Insight 2: Design Your Data Taxonomy Before Your Technology Stack

The article warns against a common mistake: building schemas and integrations before resolving foundational data governance questions. The right sequence is trust hierarchy → taxonomy → schema → tooling:

"The questions you should ask before writing a single line of schema or taxonomy" and "The three-tier trust hierarchy to decide which data sources are even worth integrating."

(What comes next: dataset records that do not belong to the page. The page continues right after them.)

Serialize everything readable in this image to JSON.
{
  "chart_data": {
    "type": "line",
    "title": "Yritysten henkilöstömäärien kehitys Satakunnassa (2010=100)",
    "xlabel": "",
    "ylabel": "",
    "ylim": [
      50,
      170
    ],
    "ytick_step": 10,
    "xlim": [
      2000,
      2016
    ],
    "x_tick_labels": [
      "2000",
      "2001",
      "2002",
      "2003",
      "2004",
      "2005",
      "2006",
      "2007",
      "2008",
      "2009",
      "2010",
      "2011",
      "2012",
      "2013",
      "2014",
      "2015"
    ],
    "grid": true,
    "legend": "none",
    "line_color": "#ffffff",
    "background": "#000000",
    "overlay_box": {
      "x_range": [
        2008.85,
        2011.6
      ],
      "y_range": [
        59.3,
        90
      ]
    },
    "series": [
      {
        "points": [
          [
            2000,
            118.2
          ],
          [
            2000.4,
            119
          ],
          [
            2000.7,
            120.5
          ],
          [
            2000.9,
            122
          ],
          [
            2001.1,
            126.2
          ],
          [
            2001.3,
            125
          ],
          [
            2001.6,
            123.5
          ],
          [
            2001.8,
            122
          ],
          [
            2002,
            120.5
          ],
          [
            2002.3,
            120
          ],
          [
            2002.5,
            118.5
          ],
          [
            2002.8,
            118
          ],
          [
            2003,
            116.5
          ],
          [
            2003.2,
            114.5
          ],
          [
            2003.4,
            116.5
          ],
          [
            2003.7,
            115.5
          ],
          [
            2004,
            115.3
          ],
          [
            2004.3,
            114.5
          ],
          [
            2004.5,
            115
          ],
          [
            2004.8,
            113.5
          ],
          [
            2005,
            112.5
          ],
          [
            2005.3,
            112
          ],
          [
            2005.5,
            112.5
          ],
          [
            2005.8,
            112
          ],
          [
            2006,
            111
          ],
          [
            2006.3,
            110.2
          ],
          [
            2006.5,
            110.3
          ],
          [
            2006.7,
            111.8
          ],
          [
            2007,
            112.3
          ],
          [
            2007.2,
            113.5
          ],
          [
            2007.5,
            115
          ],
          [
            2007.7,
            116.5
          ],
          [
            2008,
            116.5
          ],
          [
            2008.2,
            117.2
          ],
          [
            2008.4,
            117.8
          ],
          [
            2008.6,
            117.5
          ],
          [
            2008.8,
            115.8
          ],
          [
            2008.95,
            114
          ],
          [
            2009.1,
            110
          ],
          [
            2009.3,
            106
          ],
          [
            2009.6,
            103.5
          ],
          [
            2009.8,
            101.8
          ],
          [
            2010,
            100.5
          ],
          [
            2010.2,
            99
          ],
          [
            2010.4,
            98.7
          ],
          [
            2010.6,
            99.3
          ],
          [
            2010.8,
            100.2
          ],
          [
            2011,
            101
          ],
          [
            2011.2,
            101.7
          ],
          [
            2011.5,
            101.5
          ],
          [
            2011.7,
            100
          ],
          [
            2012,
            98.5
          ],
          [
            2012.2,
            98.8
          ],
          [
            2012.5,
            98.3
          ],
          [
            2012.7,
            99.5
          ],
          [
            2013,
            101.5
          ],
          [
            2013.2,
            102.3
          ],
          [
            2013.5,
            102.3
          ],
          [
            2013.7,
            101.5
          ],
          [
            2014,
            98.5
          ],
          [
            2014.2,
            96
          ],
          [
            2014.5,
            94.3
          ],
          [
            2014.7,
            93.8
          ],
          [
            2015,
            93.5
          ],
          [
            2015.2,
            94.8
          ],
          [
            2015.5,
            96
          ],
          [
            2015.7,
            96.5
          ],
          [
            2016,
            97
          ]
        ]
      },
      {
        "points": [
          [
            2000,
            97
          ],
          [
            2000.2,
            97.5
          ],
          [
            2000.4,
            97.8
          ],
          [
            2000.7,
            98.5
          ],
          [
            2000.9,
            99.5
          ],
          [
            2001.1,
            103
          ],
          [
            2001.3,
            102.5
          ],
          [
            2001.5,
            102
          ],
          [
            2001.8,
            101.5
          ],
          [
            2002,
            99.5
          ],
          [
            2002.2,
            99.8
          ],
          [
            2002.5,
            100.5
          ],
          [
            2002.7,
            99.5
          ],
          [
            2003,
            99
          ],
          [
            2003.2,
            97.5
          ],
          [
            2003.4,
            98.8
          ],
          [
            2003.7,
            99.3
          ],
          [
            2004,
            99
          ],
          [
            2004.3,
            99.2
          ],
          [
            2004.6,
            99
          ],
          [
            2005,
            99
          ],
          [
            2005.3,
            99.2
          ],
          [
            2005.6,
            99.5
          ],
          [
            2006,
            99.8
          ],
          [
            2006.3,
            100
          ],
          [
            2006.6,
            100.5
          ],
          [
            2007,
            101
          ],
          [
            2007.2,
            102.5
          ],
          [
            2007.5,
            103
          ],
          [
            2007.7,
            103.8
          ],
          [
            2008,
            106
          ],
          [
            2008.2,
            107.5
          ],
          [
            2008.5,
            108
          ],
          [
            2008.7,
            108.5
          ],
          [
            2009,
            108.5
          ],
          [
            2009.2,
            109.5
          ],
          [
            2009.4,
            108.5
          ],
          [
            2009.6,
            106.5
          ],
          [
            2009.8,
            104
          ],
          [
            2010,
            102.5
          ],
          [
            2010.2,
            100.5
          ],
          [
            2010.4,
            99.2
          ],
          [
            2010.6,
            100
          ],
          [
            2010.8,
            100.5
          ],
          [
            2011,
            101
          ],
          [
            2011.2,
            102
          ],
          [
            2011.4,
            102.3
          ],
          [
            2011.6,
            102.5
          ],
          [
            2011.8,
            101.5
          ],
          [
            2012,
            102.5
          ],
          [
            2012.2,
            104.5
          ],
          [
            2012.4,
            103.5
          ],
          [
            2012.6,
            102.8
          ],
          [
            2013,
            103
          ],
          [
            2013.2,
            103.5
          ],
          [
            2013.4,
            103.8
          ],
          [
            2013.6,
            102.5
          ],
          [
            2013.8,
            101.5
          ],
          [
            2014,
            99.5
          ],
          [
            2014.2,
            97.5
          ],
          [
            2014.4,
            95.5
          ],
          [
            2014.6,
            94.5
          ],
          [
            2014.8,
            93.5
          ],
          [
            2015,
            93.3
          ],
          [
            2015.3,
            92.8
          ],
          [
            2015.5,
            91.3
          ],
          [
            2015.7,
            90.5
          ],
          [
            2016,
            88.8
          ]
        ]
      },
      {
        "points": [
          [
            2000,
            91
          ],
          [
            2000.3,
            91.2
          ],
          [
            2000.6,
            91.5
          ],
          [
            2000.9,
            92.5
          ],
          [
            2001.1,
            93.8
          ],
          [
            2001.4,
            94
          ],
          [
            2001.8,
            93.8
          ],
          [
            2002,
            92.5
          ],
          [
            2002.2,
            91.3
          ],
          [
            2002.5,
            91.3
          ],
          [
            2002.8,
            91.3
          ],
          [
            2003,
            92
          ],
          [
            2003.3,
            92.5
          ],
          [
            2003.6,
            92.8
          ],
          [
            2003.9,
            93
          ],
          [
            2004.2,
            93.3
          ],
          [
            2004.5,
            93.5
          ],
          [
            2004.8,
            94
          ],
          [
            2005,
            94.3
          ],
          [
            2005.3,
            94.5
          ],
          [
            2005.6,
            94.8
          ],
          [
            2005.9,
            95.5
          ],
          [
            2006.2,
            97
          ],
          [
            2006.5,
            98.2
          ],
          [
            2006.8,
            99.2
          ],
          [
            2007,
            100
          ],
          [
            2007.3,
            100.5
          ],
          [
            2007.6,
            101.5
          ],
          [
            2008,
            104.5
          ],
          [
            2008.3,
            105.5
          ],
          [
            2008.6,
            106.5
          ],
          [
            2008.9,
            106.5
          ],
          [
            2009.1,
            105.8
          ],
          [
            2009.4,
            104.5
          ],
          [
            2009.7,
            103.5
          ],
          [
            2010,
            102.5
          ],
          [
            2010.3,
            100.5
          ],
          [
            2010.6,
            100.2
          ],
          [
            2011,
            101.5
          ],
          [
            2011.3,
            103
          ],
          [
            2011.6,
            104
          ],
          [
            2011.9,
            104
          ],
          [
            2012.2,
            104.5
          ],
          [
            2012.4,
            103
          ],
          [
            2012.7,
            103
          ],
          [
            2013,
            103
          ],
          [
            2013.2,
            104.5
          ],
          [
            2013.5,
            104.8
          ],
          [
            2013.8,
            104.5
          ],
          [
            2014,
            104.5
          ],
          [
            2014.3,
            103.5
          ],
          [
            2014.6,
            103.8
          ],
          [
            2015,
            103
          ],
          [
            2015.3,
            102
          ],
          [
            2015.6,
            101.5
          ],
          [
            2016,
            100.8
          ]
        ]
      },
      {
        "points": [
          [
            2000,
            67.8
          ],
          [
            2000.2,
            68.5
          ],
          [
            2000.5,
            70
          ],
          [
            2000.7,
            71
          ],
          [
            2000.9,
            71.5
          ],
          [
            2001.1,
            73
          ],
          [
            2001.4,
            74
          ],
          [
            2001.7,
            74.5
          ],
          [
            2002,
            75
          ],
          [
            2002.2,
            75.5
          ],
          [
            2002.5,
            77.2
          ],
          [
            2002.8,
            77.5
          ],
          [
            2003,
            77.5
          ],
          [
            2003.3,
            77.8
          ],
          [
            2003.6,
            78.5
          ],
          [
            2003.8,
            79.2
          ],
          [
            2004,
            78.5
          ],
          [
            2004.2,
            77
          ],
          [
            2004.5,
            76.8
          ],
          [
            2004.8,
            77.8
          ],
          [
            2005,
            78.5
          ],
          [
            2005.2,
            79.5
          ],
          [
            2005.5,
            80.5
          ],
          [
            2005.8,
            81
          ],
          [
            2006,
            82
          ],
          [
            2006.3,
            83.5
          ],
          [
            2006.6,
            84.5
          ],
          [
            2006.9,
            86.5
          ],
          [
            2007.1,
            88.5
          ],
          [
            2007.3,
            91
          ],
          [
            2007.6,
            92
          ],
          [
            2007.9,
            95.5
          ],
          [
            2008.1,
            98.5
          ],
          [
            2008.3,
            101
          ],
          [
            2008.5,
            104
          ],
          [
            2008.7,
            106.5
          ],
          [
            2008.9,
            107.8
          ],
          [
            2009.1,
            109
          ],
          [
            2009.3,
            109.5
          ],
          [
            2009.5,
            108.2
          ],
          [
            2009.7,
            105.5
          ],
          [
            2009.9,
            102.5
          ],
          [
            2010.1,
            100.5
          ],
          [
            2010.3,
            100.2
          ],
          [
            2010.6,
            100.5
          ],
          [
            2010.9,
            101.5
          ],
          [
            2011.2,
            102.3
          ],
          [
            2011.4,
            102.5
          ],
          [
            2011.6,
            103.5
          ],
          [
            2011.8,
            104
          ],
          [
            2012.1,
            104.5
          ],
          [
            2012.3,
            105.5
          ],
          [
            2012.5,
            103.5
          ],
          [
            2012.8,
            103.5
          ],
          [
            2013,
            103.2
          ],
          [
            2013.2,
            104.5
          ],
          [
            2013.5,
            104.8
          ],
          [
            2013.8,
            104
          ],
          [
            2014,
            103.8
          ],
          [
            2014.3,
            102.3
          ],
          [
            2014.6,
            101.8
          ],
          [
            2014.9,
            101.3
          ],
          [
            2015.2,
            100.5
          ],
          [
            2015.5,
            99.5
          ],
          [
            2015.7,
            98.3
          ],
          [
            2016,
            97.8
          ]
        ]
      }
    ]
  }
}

Insight 3: Attach Provenance to Every Data Point

For AI outputs to be reliable and auditable, every metric ingested must carry its context. This is an operational standard that needs to be enforced at the point of data entry, not retroactively:

"Why a metric like ARR is meaningless without the value, source, and date attached to it."


6. Overlooked Insights


Insight 1: The 500+ Characteristic Scoring Framework as an AI Consistency Mechanism

Most AI-in-VC discussions focus on what models to use or what data to feed them. Buried in the article is a more fundamental engineering point: without a structured scoring rubric of sufficient granularity, AI systems produce non-deterministic outputs that cannot be trusted for repeatable investment decisions. The 500+ characteristic framework is presented as the solution to this, but it receives only a single line of attention:

"A 500+ characteristic scoring framework built to stop AI from giving a different answer to the same question twice."

This is a significant infrastructure investment signal — suggesting that AI reliability in VC requires far more structured scaffolding than most firms currently build.


Insight 2: The DDVC Landscape Report Shows 345 VC Firms Already Operationalizing AI

The article briefly references a just-launched report that captures the current state of AI adoption across the VC industry. The scale — 345 firms surveyed — suggests AI adoption in VC has crossed from early-adopter into mainstream territory, which raises the urgency of differentiation through proprietary data layers:

"The DDVC Landscape Report 2026 just launched! Check out how 345 VC firms are using AI and automation to become more efficient & win against their peers."